Once you have added your method, you can test it by running the following command. For this, download and place the test datasets in resources_test/grn_benchmark.

Download test data

aws s3 sync s3://openproblems-data/resources_test/grn/grn_benchmark resources_test/grn_benchmark --no-sign-request

Test your method

viash test src/methods/your_method/config.vsh # path to the config.vsh file of your method

Once the test is successful, you can submit a pull request to the geneRNIB repository to integrate your method. See additional Viash commands in the Viash documentation to run your method with different parameters.

Updating the leaderboard

After evaluation is complete, aggregate the raw scores into all_scores.csv:

python scripts/benchmark/aggregate_local_scores.py

Then regenerate the leaderboard figure, which re-runs normalization across all methods:

python scripts/benchmark/create_overview_figure.py

The raw benchmark scores are also available for download on the Leaderboard page.

Add a GRN evaluation metric

Similar to method integration, metrics also follow similar file formatting. See folder src/metrics/ for examples. While new metrics could use different evaluation datasets, the current files for evaluation are located in resources/grn_benchmark/evaluation_data. There are three formats of datasets; single cell, (pseudo)bulk, and differential expression (de). The choice of the dataset depends on the evaluation metric.

A few tips:

use read_prediction from from src/utils/util to read the inferred GRNs and do checking the format.
the metric should output a score which has to be a h5ad file. In Python, this can be done:

import pandas as pd
from util import format_save_score

results = pd.DataFrame({
    'metric_key_1': [metric_value_1],  # submetric 1
    'metric_key_2': [metric_value_2],  # submetric 2
})
method_id = 'name of GRN method'
dataset_id = 'name of dataset used for GRN inference'
score_file = 'output/score.h5ad'

format_save_score(results, method_id, dataset_id, score_file)

Add a GRN inference and evaluation dataset

Here we explain how to integrate new datasets.
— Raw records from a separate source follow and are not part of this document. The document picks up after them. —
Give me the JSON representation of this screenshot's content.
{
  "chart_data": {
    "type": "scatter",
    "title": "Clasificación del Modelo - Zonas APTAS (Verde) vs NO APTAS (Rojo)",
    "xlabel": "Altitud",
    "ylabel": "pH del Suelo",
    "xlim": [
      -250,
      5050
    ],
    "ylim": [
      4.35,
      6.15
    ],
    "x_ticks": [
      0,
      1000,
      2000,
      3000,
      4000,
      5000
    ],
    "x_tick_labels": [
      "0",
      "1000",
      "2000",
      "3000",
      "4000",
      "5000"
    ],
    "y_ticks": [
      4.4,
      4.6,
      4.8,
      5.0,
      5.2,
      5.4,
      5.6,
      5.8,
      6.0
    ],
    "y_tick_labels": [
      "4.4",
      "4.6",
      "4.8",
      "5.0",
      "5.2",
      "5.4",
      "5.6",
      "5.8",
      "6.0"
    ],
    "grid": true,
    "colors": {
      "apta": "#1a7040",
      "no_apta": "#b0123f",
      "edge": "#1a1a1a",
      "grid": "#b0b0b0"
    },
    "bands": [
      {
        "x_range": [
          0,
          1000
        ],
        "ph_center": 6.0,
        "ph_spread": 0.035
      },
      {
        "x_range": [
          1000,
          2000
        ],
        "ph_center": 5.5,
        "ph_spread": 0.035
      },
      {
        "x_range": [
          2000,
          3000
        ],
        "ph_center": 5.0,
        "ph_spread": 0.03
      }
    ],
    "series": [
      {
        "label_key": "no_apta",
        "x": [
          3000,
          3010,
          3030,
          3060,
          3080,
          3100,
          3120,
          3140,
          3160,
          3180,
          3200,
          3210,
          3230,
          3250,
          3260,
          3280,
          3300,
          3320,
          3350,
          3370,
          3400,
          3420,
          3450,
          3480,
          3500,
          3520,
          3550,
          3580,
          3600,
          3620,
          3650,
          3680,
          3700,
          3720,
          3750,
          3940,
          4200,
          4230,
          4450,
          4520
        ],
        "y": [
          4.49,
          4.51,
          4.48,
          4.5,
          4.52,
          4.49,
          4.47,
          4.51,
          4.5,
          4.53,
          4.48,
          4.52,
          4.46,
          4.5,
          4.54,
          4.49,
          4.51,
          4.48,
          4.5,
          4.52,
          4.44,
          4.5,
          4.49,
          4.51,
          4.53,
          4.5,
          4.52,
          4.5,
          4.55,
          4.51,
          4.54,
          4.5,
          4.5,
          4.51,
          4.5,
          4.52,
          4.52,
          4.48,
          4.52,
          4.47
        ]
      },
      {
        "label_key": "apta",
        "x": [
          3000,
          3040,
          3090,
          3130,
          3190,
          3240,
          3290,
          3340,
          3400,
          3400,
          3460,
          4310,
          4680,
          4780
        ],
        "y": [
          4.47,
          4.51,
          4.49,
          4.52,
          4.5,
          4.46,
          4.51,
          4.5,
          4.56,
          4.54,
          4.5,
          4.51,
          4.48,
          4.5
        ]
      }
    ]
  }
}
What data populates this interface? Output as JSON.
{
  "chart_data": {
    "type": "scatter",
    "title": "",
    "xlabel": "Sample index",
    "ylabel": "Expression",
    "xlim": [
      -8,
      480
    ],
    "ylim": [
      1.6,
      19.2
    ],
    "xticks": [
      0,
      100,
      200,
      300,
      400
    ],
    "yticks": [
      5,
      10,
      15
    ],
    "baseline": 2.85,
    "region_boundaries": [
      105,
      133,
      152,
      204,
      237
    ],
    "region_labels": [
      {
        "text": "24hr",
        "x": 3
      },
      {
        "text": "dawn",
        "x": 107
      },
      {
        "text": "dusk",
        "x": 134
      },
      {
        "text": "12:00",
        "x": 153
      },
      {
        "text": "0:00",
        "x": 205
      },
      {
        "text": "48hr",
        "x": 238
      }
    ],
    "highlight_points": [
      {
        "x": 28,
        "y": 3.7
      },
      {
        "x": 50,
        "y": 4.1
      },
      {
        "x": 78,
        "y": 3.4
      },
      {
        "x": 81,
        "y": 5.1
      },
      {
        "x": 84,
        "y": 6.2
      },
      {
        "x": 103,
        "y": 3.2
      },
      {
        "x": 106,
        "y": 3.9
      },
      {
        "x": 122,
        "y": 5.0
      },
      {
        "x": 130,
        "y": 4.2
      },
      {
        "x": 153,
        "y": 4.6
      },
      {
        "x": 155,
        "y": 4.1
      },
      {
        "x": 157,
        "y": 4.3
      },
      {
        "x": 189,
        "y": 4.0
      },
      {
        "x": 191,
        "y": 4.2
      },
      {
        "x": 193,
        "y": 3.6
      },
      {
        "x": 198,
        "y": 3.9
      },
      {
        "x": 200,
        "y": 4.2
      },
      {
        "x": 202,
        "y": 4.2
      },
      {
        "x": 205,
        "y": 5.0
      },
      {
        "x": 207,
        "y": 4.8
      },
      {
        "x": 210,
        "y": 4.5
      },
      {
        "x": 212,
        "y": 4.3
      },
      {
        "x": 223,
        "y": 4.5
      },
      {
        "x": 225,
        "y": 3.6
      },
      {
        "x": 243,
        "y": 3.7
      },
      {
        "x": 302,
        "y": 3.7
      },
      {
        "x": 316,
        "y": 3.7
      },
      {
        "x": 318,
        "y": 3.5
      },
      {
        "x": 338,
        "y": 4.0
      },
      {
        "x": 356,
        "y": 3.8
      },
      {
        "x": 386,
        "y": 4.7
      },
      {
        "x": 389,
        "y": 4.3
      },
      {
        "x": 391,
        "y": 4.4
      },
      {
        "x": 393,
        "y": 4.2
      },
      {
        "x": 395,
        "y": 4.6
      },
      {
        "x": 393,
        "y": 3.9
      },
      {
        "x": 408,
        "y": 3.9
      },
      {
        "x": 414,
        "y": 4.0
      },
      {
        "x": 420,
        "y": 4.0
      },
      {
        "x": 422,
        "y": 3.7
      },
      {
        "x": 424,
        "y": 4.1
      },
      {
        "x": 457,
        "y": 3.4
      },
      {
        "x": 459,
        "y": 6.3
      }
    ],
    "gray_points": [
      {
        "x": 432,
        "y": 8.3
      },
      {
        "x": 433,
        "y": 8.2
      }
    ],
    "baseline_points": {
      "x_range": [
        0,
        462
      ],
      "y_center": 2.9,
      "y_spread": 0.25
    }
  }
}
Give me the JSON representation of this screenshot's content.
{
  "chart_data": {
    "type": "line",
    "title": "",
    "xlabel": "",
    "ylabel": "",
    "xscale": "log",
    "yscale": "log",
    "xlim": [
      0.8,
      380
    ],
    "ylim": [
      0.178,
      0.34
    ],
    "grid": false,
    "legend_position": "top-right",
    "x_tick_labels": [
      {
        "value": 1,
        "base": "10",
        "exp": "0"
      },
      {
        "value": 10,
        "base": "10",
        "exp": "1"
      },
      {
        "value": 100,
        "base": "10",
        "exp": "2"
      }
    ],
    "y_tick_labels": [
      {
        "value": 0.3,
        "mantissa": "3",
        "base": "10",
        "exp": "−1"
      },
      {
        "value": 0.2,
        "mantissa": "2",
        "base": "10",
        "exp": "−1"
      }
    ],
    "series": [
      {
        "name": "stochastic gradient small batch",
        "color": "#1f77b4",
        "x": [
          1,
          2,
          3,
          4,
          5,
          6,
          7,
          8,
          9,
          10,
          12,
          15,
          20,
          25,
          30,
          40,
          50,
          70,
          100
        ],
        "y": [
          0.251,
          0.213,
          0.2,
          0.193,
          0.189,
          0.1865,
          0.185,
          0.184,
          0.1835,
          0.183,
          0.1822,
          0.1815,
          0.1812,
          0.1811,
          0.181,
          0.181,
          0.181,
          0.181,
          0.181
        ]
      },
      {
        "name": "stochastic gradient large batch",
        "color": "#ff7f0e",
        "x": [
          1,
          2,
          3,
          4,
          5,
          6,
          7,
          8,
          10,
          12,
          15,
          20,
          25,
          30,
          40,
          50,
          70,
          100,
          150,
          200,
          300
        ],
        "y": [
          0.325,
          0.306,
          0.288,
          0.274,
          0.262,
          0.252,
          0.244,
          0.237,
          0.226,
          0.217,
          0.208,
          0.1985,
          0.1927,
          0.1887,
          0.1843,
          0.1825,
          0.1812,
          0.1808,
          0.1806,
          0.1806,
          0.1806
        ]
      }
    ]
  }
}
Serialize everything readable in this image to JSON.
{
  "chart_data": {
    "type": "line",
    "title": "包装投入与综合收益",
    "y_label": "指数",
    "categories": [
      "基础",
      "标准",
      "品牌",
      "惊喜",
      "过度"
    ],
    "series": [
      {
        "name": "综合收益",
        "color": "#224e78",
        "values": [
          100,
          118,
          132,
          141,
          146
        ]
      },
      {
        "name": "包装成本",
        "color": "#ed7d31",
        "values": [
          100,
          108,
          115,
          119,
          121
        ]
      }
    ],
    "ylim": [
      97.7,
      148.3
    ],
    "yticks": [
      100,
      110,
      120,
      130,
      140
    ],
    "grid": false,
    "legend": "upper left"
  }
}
All datasets are in h5ad, and the example structure of a inference or evaluation dataset can be found in resources/grn_benchmark/. The inference datasets are in resources/grn_benchmark/inference_data/ and the evaluation datasets are in resources/grn_benchmark/evaluation_data/. Each dataset should have a unique dataset_id, stored in .uns[‘dataset_id’], that will be used to identify it in the platform. In addition, there should be additional information stored in .uns, such as the description, reference, and normalization type. Also, the normalized values should be stores in layers with the name of normalization method, e.g. lognorm.